Some of us recognize Jeff Tuttle as a recent guitarist with the Dillinger Escape Plan, where he tore ears and brain matter from 2007 until 2012. Jeff has also been active as a filmmaker (see his new-ish video for a new Child Bite song here) as he continues his musical pursuits in Old Gods and Malo Konjche. He has launched a killer website that unifies his work in multiple media, which you can check out here: http://malokonjcheindustries.com/
Tuttle’s colorful rock entity Malo Konjche released a new 4-song EP this month, called Eudaimonia, the lead/title track of which you can check out right here at the Deciblog. Nothing on the record gets too metal, but it’s all based on loud, noisy rock textured with keyboard accents and a punk edge. Eudaimonia is a lot of fun to listen to, and at a bite-sized 13 minutes you can spin it a few times back-to-back in less time than it would take you to listen to half of one of our revered doom albums. And find out what Jeff himself thinks of all of this by reading our interview with him (below the music player).

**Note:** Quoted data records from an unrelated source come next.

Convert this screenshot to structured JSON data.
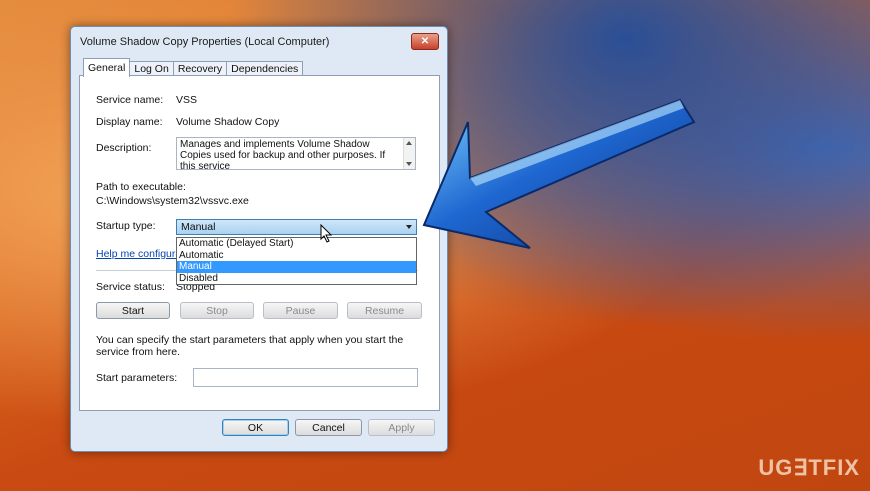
{
  "dialog": {
    "title": "Volume Shadow Copy Properties (Local Computer)",
    "close_glyph": "✕",
    "tabs": [
      "General",
      "Log On",
      "Recovery",
      "Dependencies"
    ]
  },
  "general": {
    "service_name_label": "Service name:",
    "service_name": "VSS",
    "display_name_label": "Display name:",
    "display_name": "Volume Shadow Copy",
    "description_label": "Description:",
    "description": "Manages and implements Volume Shadow Copies used for backup and other purposes. If this service",
    "path_label": "Path to executable:",
    "path": "C:\\Windows\\system32\\vssvc.exe",
    "startup_type_label": "Startup type:",
    "startup_type_value": "Manual",
    "startup_options": [
      "Automatic (Delayed Start)",
      "Automatic",
      "Manual",
      "Disabled"
    ],
    "help_link": "Help me configure",
    "service_status_label": "Service status:",
    "service_status": "Stopped",
    "buttons": {
      "start": "Start",
      "stop": "Stop",
      "pause": "Pause",
      "resume": "Resume"
    },
    "hint": "You can specify the start parameters that apply when you start the service from here.",
    "start_params_label": "Start parameters:",
    "start_params_value": ""
  },
  "footer": {
    "ok": "OK",
    "cancel": "Cancel",
    "apply": "Apply"
  },
  "watermark": "UG∃TFIX",
  "colors": {
    "selection": "#3399ff",
    "arrow": "#1f5fc4",
    "link": "#0645ad"
  }
}
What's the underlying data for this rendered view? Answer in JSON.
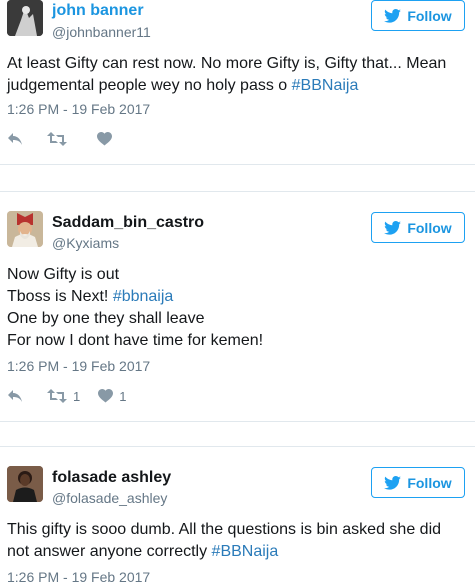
{
  "follow_label": "Follow",
  "tweets": [
    {
      "name": "john banner",
      "handle": "@johnbanner11",
      "lines": [
        {
          "text": "At least Gifty can rest now. No more Gifty is, Gifty that... Mean",
          "tag": ""
        },
        {
          "text": "judgemental people wey no holy pass o ",
          "tag": "#BBNaija"
        }
      ],
      "time": "1:26 PM - 19 Feb 2017",
      "retweets": "",
      "likes": ""
    },
    {
      "name": "Saddam_bin_castro",
      "handle": "@Kyxiams",
      "lines": [
        {
          "text": "Now Gifty is out",
          "tag": ""
        },
        {
          "text": "Tboss is Next! ",
          "tag": "#bbnaija"
        },
        {
          "text": "One by one they shall leave",
          "tag": ""
        },
        {
          "text": "For now I dont have time for kemen!",
          "tag": ""
        }
      ],
      "time": "1:26 PM - 19 Feb 2017",
      "retweets": "1",
      "likes": "1"
    },
    {
      "name": "folasade ashley",
      "handle": "@folasade_ashley",
      "lines": [
        {
          "text": "This gifty is sooo dumb. All the questions is bin asked she did",
          "tag": ""
        },
        {
          "text": "not answer anyone correctly ",
          "tag": "#BBNaija"
        }
      ],
      "time": "1:26 PM - 19 Feb 2017",
      "retweets": "",
      "likes": ""
    }
  ],
  "colors": {
    "brand": "#1da1f2",
    "link": "#2b7bb9",
    "muted": "#657786",
    "icon": "#8899a6"
  }
}
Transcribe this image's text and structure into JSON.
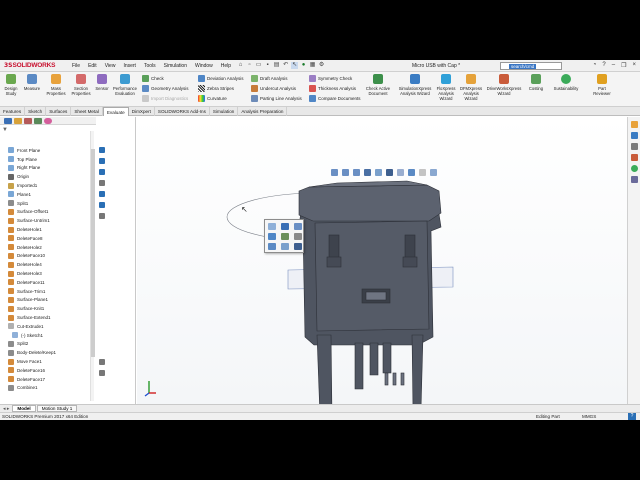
{
  "app": {
    "brand_ds": "3S",
    "brand_name": "SOLIDWORKS",
    "doc_title": "Micro USB with Cap *",
    "search_text": "search/cmd",
    "menu": [
      "File",
      "Edit",
      "View",
      "Insert",
      "Tools",
      "Simulation",
      "Window",
      "Help"
    ]
  },
  "cmdmgr": {
    "design_study": "Design\nStudy",
    "measure": "Measure",
    "mass_properties": "Mass\nProperties",
    "section_properties": "Section\nProperties",
    "sensor": "Sensor",
    "performance_evaluation": "Performance\nEvaluation",
    "check": "Check",
    "geometry_analysis": "Geometry Analysis",
    "import_diagnostics": "Import Diagnostics",
    "deviation_analysis": "Deviation Analysis",
    "zebra_stripes": "Zebra Stripes",
    "curvature": "Curvature",
    "draft_analysis": "Draft Analysis",
    "undercut_analysis": "Undercut Analysis",
    "parting_line_analysis": "Parting Line Analysis",
    "symmetry_check": "Symmetry Check",
    "thickness_analysis": "Thickness Analysis",
    "compare_documents": "Compare Documents",
    "check_active_document": "Check Active\nDocument",
    "simxpress": "SimulationXpress\nAnalysis Wizard",
    "floxpress": "FloXpress\nAnalysis\nWizard",
    "dfmxpress": "DFMXpress\nAnalysis\nWizard",
    "driveworks": "DriveWorksXpress\nWizard",
    "costing": "Costing",
    "sustainability": "Sustainability",
    "part_reviewer": "Part\nReviewer"
  },
  "tabs": [
    "Features",
    "Sketch",
    "Surfaces",
    "Sheet Metal",
    "Evaluate",
    "DimXpert",
    "SOLIDWORKS Add-Ins",
    "Simulation",
    "Analysis Preparation"
  ],
  "active_tab": "Evaluate",
  "tree": [
    {
      "label": "Front Plane",
      "color": "#7aa7d6"
    },
    {
      "label": "Top Plane",
      "color": "#7aa7d6"
    },
    {
      "label": "Right Plane",
      "color": "#7aa7d6"
    },
    {
      "label": "Origin",
      "color": "#666666"
    },
    {
      "label": "Imported1",
      "color": "#c7a24a"
    },
    {
      "label": "Plane1",
      "color": "#7aa7d6"
    },
    {
      "label": "Split1",
      "color": "#8c8c8c"
    },
    {
      "label": "Surface-Offset1",
      "color": "#d48a3a"
    },
    {
      "label": "Surface-Untrim1",
      "color": "#d48a3a"
    },
    {
      "label": "DeleteHole1",
      "color": "#d48a3a"
    },
    {
      "label": "DeleteFace8",
      "color": "#d48a3a"
    },
    {
      "label": "DeleteHole2",
      "color": "#d48a3a"
    },
    {
      "label": "DeleteFace10",
      "color": "#d48a3a"
    },
    {
      "label": "DeleteHole4",
      "color": "#d48a3a"
    },
    {
      "label": "DeleteHole3",
      "color": "#d48a3a"
    },
    {
      "label": "DeleteFace11",
      "color": "#d48a3a"
    },
    {
      "label": "Surface-Trim1",
      "color": "#d48a3a"
    },
    {
      "label": "Surface-Plane1",
      "color": "#d48a3a"
    },
    {
      "label": "Surface-Knit1",
      "color": "#d48a3a"
    },
    {
      "label": "Surface-Extend1",
      "color": "#d48a3a"
    },
    {
      "label": "Cut-Extrude1",
      "color": "#b0b0b0"
    },
    {
      "label": "(-) Sketch1",
      "color": "#8fb0d8"
    },
    {
      "label": "Split2",
      "color": "#8c8c8c"
    },
    {
      "label": "Body-Delete/Keep1",
      "color": "#8c8c8c"
    },
    {
      "label": "Move Face1",
      "color": "#d48a3a"
    },
    {
      "label": "DeleteFace16",
      "color": "#d48a3a"
    },
    {
      "label": "DeleteFace17",
      "color": "#d48a3a"
    },
    {
      "label": "Combine1",
      "color": "#8c8c8c"
    }
  ],
  "bottom_tabs": [
    "Model",
    "Motion Study 1"
  ],
  "active_bottom_tab": "Model",
  "status": {
    "edition": "SOLIDWORKS Premium 2017 x64 Edition",
    "mode": "Editing Part",
    "units": "MMGS",
    "help": "?"
  },
  "colors": {
    "brand_red": "#c8102e",
    "model_gray": "#4f5561",
    "plane_blue": "#7a8fbf"
  }
}
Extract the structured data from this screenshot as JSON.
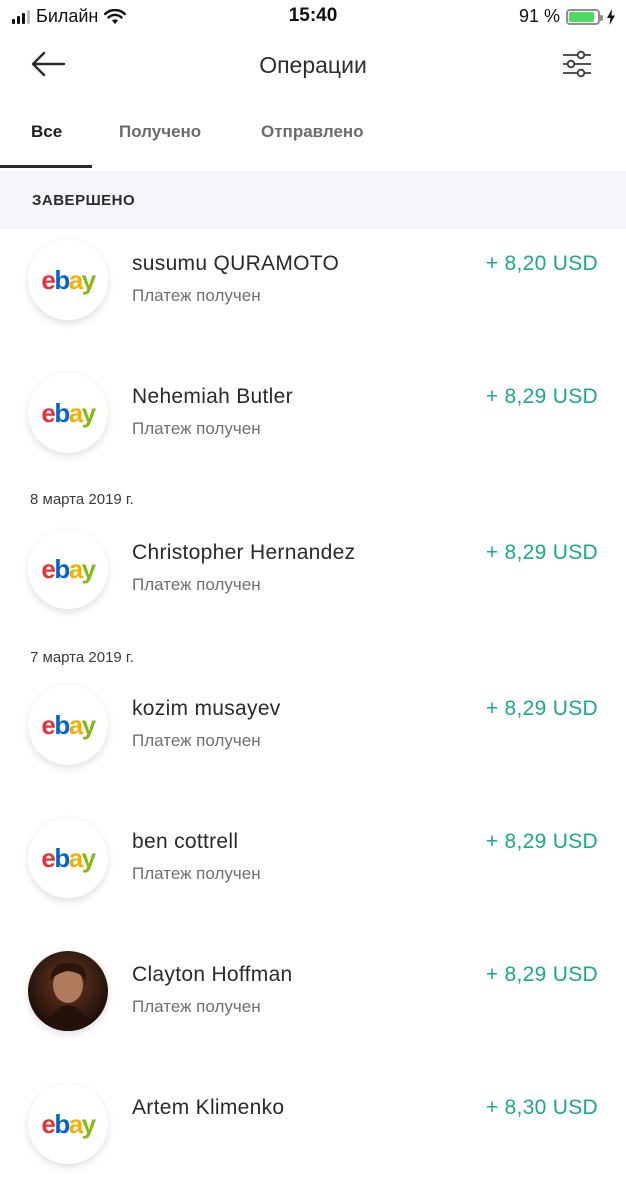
{
  "status_bar": {
    "carrier": "Билайн",
    "time": "15:40",
    "battery": "91 %",
    "battery_level": 0.91
  },
  "header": {
    "title": "Операции",
    "back_icon": "arrow-left-icon",
    "filter_icon": "sliders-icon"
  },
  "tabs": [
    {
      "label": "Все",
      "active": true
    },
    {
      "label": "Получено",
      "active": false
    },
    {
      "label": "Отправлено",
      "active": false
    }
  ],
  "section": {
    "title": "ЗАВЕРШЕНО"
  },
  "dates": [
    "8 марта 2019 г.",
    "7 марта 2019 г."
  ],
  "transactions": [
    {
      "name": "susumu QURAMOTO",
      "status": "Платеж получен",
      "amount": "+ 8,20 USD",
      "avatar": "ebay"
    },
    {
      "name": "Nehemiah Butler",
      "status": "Платеж получен",
      "amount": "+ 8,29 USD",
      "avatar": "ebay"
    },
    {
      "name": "Christopher Hernandez",
      "status": "Платеж получен",
      "amount": "+ 8,29 USD",
      "avatar": "ebay"
    },
    {
      "name": "kozim musayev",
      "status": "Платеж получен",
      "amount": "+ 8,29 USD",
      "avatar": "ebay"
    },
    {
      "name": "ben cottrell",
      "status": "Платеж получен",
      "amount": "+ 8,29 USD",
      "avatar": "ebay"
    },
    {
      "name": "Clayton Hoffman",
      "status": "Платеж получен",
      "amount": "+ 8,29 USD",
      "avatar": "photo"
    },
    {
      "name": "Artem Klimenko",
      "status": "",
      "amount": "+ 8,30 USD",
      "avatar": "ebay"
    }
  ],
  "colors": {
    "amount_green": "#1aa88a",
    "section_bg": "#f5f6fa",
    "ebay_e": "#e53238",
    "ebay_b": "#0064d2",
    "ebay_a": "#f5af02",
    "ebay_y": "#86b817"
  }
}
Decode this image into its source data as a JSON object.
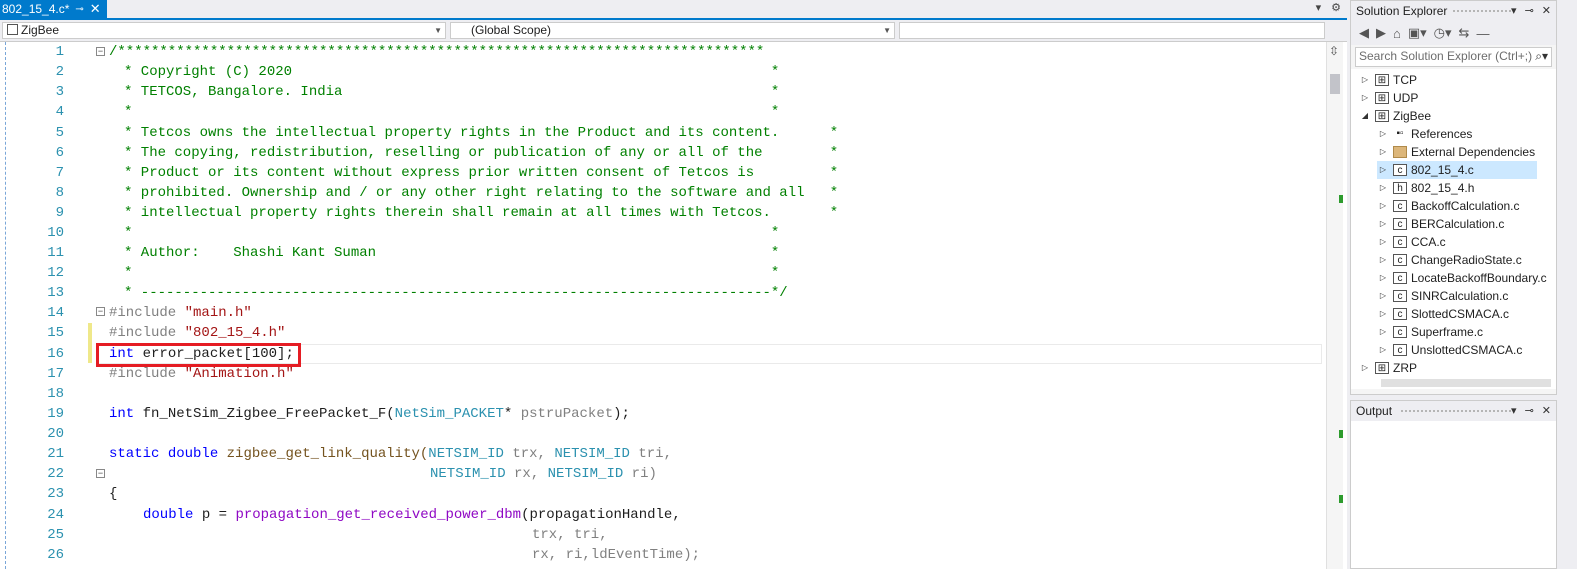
{
  "editor": {
    "tab_title": "802_15_4.c*",
    "tab_pin": "⊸",
    "tab_close": "✕",
    "overflow": "▾",
    "settings": "⚙",
    "project_dropdown": "ZigBee",
    "scope_dropdown": "(Global Scope)",
    "member_dropdown": "",
    "lines": [
      {
        "n": "1"
      },
      {
        "n": "2"
      },
      {
        "n": "3"
      },
      {
        "n": "4"
      },
      {
        "n": "5"
      },
      {
        "n": "6"
      },
      {
        "n": "7"
      },
      {
        "n": "8"
      },
      {
        "n": "9"
      },
      {
        "n": "10"
      },
      {
        "n": "11"
      },
      {
        "n": "12"
      },
      {
        "n": "13"
      },
      {
        "n": "14"
      },
      {
        "n": "15"
      },
      {
        "n": "16"
      },
      {
        "n": "17"
      },
      {
        "n": "18"
      },
      {
        "n": "19"
      },
      {
        "n": "20"
      },
      {
        "n": "21"
      },
      {
        "n": "22"
      },
      {
        "n": "23"
      },
      {
        "n": "24"
      },
      {
        "n": "25"
      },
      {
        "n": "26"
      }
    ],
    "code": {
      "l1": "/*****************************************************************************",
      "l2": "* Copyright (C) 2020                                                         *",
      "l3": "* TETCOS, Bangalore. India                                                   *",
      "l4": "*                                                                            *",
      "l5": "* Tetcos owns the intellectual property rights in the Product and its content.      *",
      "l6": "* The copying, redistribution, reselling or publication of any or all of the        *",
      "l7": "* Product or its content without express prior written consent of Tetcos is         *",
      "l8": "* prohibited. Ownership and / or any other right relating to the software and all   *",
      "l9": "* intellectual property rights therein shall remain at all times with Tetcos.       *",
      "l10": "*                                                                            *",
      "l11": "* Author:    Shashi Kant Suman                                               *",
      "l12": "*                                                                            *",
      "l13": "* ---------------------------------------------------------------------------*/",
      "l14_a": "#include ",
      "l14_b": "\"main.h\"",
      "l15_a": "#include ",
      "l15_b": "\"802_15_4.h\"",
      "l16_a": "int",
      "l16_b": " error_packet[100];",
      "l17_a": "#include ",
      "l17_b": "\"Animation.h\"",
      "l19_a": "int",
      "l19_b": " fn_NetSim_Zigbee_FreePacket_F(",
      "l19_c": "NetSim_PACKET",
      "l19_d": "* ",
      "l19_e": "pstruPacket",
      "l19_f": ");",
      "l21_a": "static",
      "l21_b": " ",
      "l21_c": "double",
      "l21_d": " zigbee_get_link_quality(",
      "l21_e": "NETSIM_ID",
      "l21_f": " trx, ",
      "l21_g": "NETSIM_ID",
      "l21_h": " tri,",
      "l22_a": "NETSIM_ID",
      "l22_b": " rx, ",
      "l22_c": "NETSIM_ID",
      "l22_d": " ri)",
      "l23": "{",
      "l24_a": "double",
      "l24_b": " p = ",
      "l24_c": "propagation_get_received_power_dbm",
      "l24_d": "(propagationHandle,",
      "l25": "trx, tri,",
      "l26": "rx, ri,ldEventTime);"
    }
  },
  "solution_explorer": {
    "title": "Solution Explorer",
    "search_placeholder": "Search Solution Explorer (Ctrl+;)",
    "items": [
      {
        "label": "TCP"
      },
      {
        "label": "UDP"
      },
      {
        "label": "ZigBee"
      },
      {
        "label": "References"
      },
      {
        "label": "External Dependencies"
      },
      {
        "label": "802_15_4.c"
      },
      {
        "label": "802_15_4.h"
      },
      {
        "label": "BackoffCalculation.c"
      },
      {
        "label": "BERCalculation.c"
      },
      {
        "label": "CCA.c"
      },
      {
        "label": "ChangeRadioState.c"
      },
      {
        "label": "LocateBackoffBoundary.c"
      },
      {
        "label": "SINRCalculation.c"
      },
      {
        "label": "SlottedCSMACA.c"
      },
      {
        "label": "Superframe.c"
      },
      {
        "label": "UnslottedCSMACA.c"
      },
      {
        "label": "ZRP"
      }
    ]
  },
  "output": {
    "title": "Output"
  }
}
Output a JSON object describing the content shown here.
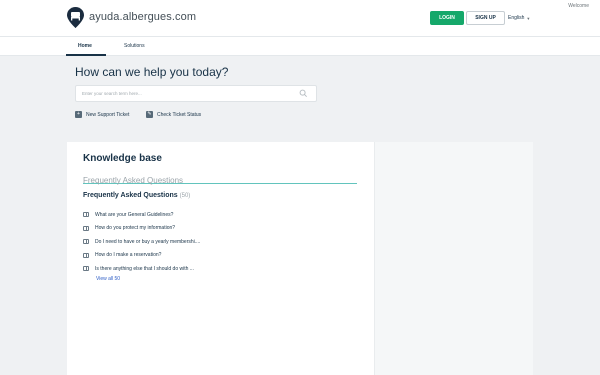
{
  "header": {
    "site_name": "ayuda.albergues.com",
    "welcome": "Welcome",
    "login_label": "LOGIN",
    "signup_label": "SIGN UP",
    "language": "English",
    "brand_color": "#15a86a"
  },
  "nav": {
    "tabs": [
      {
        "label": "Home",
        "active": true
      },
      {
        "label": "Solutions",
        "active": false
      }
    ]
  },
  "hero": {
    "title": "How can we help you today?",
    "search_placeholder": "Enter your search term here...",
    "actions": [
      {
        "label": "New Support Ticket",
        "icon": "plus-icon"
      },
      {
        "label": "Check Ticket Status",
        "icon": "ticket-status-icon"
      }
    ]
  },
  "knowledge_base": {
    "title": "Knowledge base",
    "category": "Frequently Asked Questions",
    "section_title": "Frequently Asked Questions",
    "section_count": "(50)",
    "articles": [
      "What are your General Guidelines?",
      "How do you protect my information?",
      "Do I need to have or buy a yearly membershi....",
      "How do I make a reservation?",
      "Is there anything else that I should do with ..."
    ],
    "view_all": "View all 50"
  }
}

Can you talk a little about how you first got involved in the various things you create (film, music, etc.)?
I can’t say for sure how I started down the artistic path. I suppose it’s all very metaphysical and those kinds of things just “spoke to me.” In a very pragmatic sense, I’m drawn toward the challenge of imagining something and actualizing it. If I have tune in my head, I love figuring out how to arrange it. If I envision a monster, I love figuring out the best way to film it. But in a deeper and more encompassing sense, I especially love the therapeutic outlet these mediums provide. Jeff Buckley and Cameron Crowe make excellent clinicians.
How do you go about making contacts for the professional film work you’ve done?
I strongly believe that good things happen to those who make them happen. Moreover, if you surround yourself with likeminded people and work to make something you believe in, you will continue meeting likeminded people. Making contacts is as easy as that. If you try, you may result in failure. But not trying at all only has one outcome. You are the only one stopping you. PMA, man. Get with it.
How would you characterize the time in your life that you were in the Dillinger Escape Plan?
My time in Dillinger was one of the most amazing rides I’ve ever embarked upon. I did so many things I never thought I do, I went to places I never thought I’d see and met so many people I idolized (and continue to idolize) as a kid. In the end, it was clear that it wouldn’t be the creative outlet I wanted it to be, but nonetheless a time I will never forget… mostly because my bones still hurt.
Would you say that, right now, you’re more focused on music or filmmaking?
I’d say I’m more focused on being creative and productive, in any fashion. I feel like studying film and filmmaking has drastically impacted me as a musician and lyricist. It’s been a whole new well of inspiration for me to draw from. And likewise, the deeper I dig into the depths of music, the more I see how these two mediums are connected. Making music videos has been the ultimate combination of my two favorite things in this world. What more could you ask for, besides pizza?
What impulse drives Malo Konjche’s music?
I feel there’s a musical void that lay somewhere between over-produced radio bullshit and under-produced garage rock. Where’s the happy medium? Where’s the huge radio rock with the DIY ethic? When you listen to the classics, most all of them not only lived in this void, they fucking reveled in it. Malo Konjche has a goal: to revel alongside the music we grew up with on a prime piece of real estate in that empty span of nothing.